Pellegrini S.p.A. chiude un 2022 registrano un giro d’affari di 22,5 milioni di euro, in crescita del 13,5% rispetto al 2021. Le bottiglie distribuite nel canale Horeca sono state 1.650.000.



 

Pellegrini S.p.A, azienda bergamasca attiva nella distribuzione di vini e distillati di qualità dal 1904, chiude un 2022 da record facendo registrare numeri in crescita sia in termini di fatturato che di bottiglie vendute. L’azienda di Cisano Bergamasco ha concluso il 2022 con un giro d’affari di 22,5 milioni di euro, in crescita del 13,5% rispetto al 2021. Le bottiglie distribuite nel canale Horeca sono state 1.650.000.

Pietro Pellegrini, Presidente di Pellegrini S.p.A., commenta: «Dopo il calo del 2020, causa pandemia, c’è stato subito un rimbalzo e il 2022 è andato ancora meglio del 2021, anno in cui erano già stati abbondantemente superati i volumi del 2019. La preoccupazione è stata tanta, ma col senno di poi non possiamo che essere soddisfatti. Ritengo che dopo il periodo caratterizzato dal Covid la situazione del comparto della distribuzione sia cambiata: c’è stata una marcata selezione tra i Clienti del canale Horeca e questa crisi ha confermato che la distribuzione è l’unica strada possibile per la commercializzazione dei vini, dei liquori e dei distillati di qualità. Da una parte i Clienti si rivolgono sempre di più alla distribuzione perché consapevoli dell’affidabilità e della cura nella scelta dei prodotti, dall’altra per un Produttore medio- piccolo è fondamentale concentrarsi sul lavoro di vigna e cantina lasciando al Distributore, che diventa un vero e proprio partner commerciale, tutto ciò che comporta il marketing, la logistica, la gestione della rete vendita e i rapporti con il mercato».

Pietro Pellegrini

Alla fine del primo trimestre 2023 Pellegrini S.p.A. inserirà a catalogo 4 nuove aziende: Augusta Bargilli (Colli orientali del Friuli), Ruiz de Cardenas (Oltrepò pavese), Bodegas Felix Callejo (produttore spagnolo della Ribera del Duero) e Quinta de Gomariz (azienda portoghese del Vinho verde). Nella seconda parte dell’anno sono previsti ulteriori inserimenti, tutti ancora da definire nei dettagli.

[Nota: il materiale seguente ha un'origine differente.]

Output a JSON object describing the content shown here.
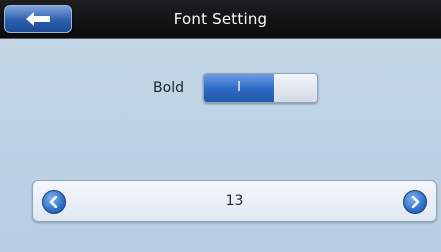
{
  "header": {
    "title": "Font Setting",
    "back_icon": "back-arrow-icon"
  },
  "bold_setting": {
    "label": "Bold",
    "state": "on",
    "on_text": "I"
  },
  "size_stepper": {
    "value": "13",
    "decrease_icon": "chevron-left-icon",
    "increase_icon": "chevron-right-icon"
  },
  "colors": {
    "accent": "#2f6cc8",
    "titlebar": "#111112",
    "background": "#c4d7e6"
  }
}
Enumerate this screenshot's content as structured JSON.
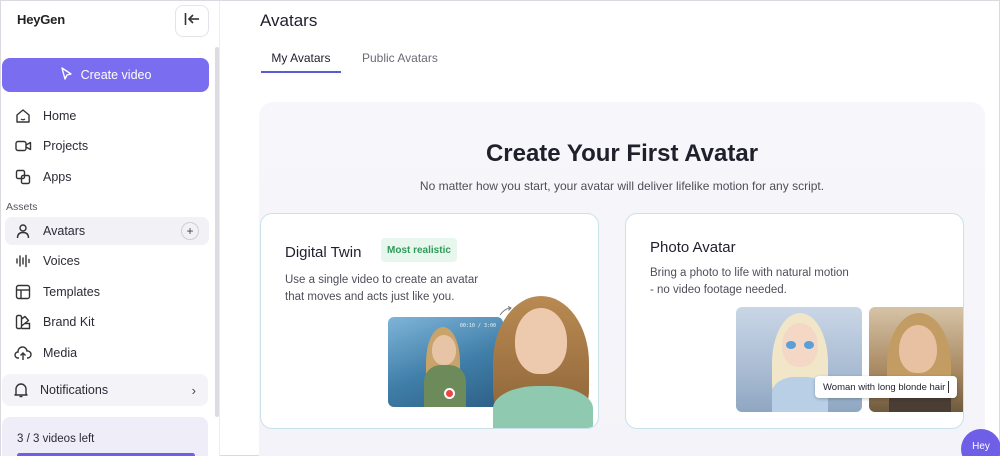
{
  "sidebar": {
    "logo": "HeyGen",
    "create_label": "Create video",
    "nav": [
      {
        "label": "Home",
        "icon": "home-icon"
      },
      {
        "label": "Projects",
        "icon": "video-camera-icon"
      },
      {
        "label": "Apps",
        "icon": "apps-icon"
      }
    ],
    "section_label": "Assets",
    "assets": [
      {
        "label": "Avatars",
        "icon": "avatar-icon",
        "active": true
      },
      {
        "label": "Voices",
        "icon": "voice-wave-icon"
      },
      {
        "label": "Templates",
        "icon": "templates-icon"
      },
      {
        "label": "Brand Kit",
        "icon": "brand-kit-icon"
      },
      {
        "label": "Media",
        "icon": "cloud-upload-icon"
      }
    ],
    "notifications_label": "Notifications",
    "quota_text": "3 / 3 videos left"
  },
  "main": {
    "title": "Avatars",
    "tabs": [
      {
        "label": "My Avatars",
        "active": true
      },
      {
        "label": "Public Avatars",
        "active": false
      }
    ],
    "hero": {
      "title": "Create Your First Avatar",
      "subtitle": "No matter how you start, your avatar will deliver lifelike motion for any script."
    },
    "cards": [
      {
        "title": "Digital Twin",
        "badge": "Most realistic",
        "description_line1": "Use a single video to create an avatar",
        "description_line2": "that moves and acts just like you.",
        "video_time": "00:10 / 3:00"
      },
      {
        "title": "Photo Avatar",
        "description_line1": "Bring a photo to life with natural motion",
        "description_line2": "- no video footage needed.",
        "caption": "Woman with long blonde hair"
      }
    ]
  },
  "chat": {
    "label": "Hey"
  },
  "colors": {
    "accent": "#7b6df0",
    "badge_bg": "#e8f7ee",
    "badge_text": "#2f9a5a",
    "record": "#e84545"
  }
}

Pietro Pellegrini annuncia novità anche per gli Champagne«In questo momento abbiamo a catalogo otto Produttori. Abbiamo fatto il nostro “viaggio in champagne” con l’obiettivo di individuare prodotti con stili diversi tra loro e in tutte le principali zone di produzione, ma ne manca ancora una: la Montagne de Reims. Appena avremo individuato un Produttore con le caratteristiche qualitative per noi indispensabili lo inseriremo sicuramente a catalogo. Nell’ultimo periodo la richiesta di Champagne è stata superiore all’offerta per due motivi fondamentali: il primo riguarda la vendemmia 2020, quando a causa del forte calo delle vendite durante la pandemia sono state abbassate per legge le rese a ettaro dell’uva, e il secondo riguarda la vendemmia 2021 che ha avuto un calo naturale intorno al 50%. Per fortuna l’ottima vendemmia 2022 ha riequilibrato le scorte, ma per tornare a volumi normali bisognerà aspettare i prossimi anni».